Desde todos los rincones de la Diócesis hemos acudido a la Iglesia madre, la Catedral, para celebrar esta Misa Crismal conmigo, vuestro Obispo, con nuestros hermanos sacerdotes y con el resto del Pueblo de Dios, que peregrina en Segorbe-Castellón. Nos acompaña una representación del Pueblo de Dios, que ha querido venir a orar con nosotros, queridos sacerdotes, y a manifestarnos su aprecio agradecido. Esta Eucaristía es una expresión bellísima de la comunión de la Iglesia; y en ella se cumple lo que dice el salmo 133: “qué hermoso es ver a los hermanos unidos”. A todos nos une el vínculo de nuestra pertenencia al Cuerpo de Cristo. A los presbíteros nos une además el don del sacerdocio que el Señor nos ha regalado y la misión y tarea que como pastores todos compartimos en el servicio a la Palabra, en la santificación y el pastoreo del Pueblo de Dios.

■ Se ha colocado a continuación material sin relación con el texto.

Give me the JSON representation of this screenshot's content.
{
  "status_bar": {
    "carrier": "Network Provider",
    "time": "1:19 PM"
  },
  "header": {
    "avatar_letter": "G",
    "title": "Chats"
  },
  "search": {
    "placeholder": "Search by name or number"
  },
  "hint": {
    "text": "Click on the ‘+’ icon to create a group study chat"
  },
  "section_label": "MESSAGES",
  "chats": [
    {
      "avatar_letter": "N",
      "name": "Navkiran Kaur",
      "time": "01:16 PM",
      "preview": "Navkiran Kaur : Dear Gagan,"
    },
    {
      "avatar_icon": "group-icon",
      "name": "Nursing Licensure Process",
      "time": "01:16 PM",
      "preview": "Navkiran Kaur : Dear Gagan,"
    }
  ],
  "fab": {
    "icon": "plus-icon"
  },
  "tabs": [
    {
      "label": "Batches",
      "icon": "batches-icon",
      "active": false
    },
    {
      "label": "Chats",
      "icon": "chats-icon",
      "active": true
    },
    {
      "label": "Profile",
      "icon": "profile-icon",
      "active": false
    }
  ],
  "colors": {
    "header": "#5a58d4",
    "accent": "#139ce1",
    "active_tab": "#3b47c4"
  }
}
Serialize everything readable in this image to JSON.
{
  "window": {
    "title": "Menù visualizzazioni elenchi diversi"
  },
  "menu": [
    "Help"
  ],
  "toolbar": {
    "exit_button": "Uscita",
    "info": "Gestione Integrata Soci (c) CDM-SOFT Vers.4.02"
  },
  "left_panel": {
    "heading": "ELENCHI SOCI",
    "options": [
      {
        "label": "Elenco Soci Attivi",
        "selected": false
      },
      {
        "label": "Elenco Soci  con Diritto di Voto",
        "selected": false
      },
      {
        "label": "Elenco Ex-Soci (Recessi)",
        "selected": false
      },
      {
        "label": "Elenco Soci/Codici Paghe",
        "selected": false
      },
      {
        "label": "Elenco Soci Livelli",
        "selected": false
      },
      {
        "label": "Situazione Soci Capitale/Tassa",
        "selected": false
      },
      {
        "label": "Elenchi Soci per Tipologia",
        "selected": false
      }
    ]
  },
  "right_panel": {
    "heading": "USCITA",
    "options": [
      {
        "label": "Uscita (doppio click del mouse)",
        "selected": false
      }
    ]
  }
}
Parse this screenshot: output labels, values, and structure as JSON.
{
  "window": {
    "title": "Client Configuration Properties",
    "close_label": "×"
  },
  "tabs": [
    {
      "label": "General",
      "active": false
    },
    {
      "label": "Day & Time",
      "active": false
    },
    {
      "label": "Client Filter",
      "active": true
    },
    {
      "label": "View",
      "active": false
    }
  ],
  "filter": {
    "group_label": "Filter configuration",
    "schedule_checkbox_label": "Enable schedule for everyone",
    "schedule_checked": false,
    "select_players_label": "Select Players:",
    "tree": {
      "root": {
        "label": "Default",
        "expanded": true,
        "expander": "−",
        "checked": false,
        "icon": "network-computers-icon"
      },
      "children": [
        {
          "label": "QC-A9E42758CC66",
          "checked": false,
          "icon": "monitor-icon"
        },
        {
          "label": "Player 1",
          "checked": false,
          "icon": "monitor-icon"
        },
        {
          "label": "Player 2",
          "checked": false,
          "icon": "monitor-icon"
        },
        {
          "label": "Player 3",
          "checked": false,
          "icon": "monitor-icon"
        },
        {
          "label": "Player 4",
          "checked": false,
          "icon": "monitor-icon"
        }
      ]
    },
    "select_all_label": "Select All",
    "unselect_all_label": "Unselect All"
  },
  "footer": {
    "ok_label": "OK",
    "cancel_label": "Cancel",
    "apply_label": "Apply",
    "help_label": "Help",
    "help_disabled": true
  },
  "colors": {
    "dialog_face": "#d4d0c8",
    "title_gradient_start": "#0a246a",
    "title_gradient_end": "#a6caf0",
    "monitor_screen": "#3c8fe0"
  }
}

A la vez que damos las gracias a Dios, por el don de vuestro sacerdocio, en nombre proprio y de nuestra Iglesia diocesana os quiero dar públicamente las gracias a todos los sacerdotes. A vosotros, mis “colaboradores principales … en el cuidado de las almas” (CD 30), os agradezco vuestra fidelidad humilde, vuestro trabajo abnegado, vuestro cansancio pastoral, vuestras manos llenas de callos, vuestra generosidad silenciosa y, también, vuestros sufrimientos. Sólo Dios sabe el bien inmenso que todo sacerdote fiel, bueno y entregado hace a nuestras comunidades, aunque no siempre sea reconocido. Contad en esta mañana con el reconocimiento, el apoyo, el afecto, la gratitud y la oración de vuestro obispo y de los fieles.
Los santos óleos
En esta Santa Misa vamos a bendecir los óleos y a consagrar el santo crisma. Con el santo crisma, serán ungidos los nuevos cristianos y serán signados los que reciban la confirmación. Con él ungiré también las manos de los nuevos presbíteros, que, con la ayuda de Dios, ordenaré el próximo 18 de abril. Con el óleo de los catecúmenos serán ungidos los que van a recibir el bautismo, y con el de los enfermos el Señor fortalecerá a los que sufren en su cuerpo y en su espíritu, para que unan sus dolores a la Pasión de Cristo, convirtiéndolos en torrente de vida para la comunidad eclesial.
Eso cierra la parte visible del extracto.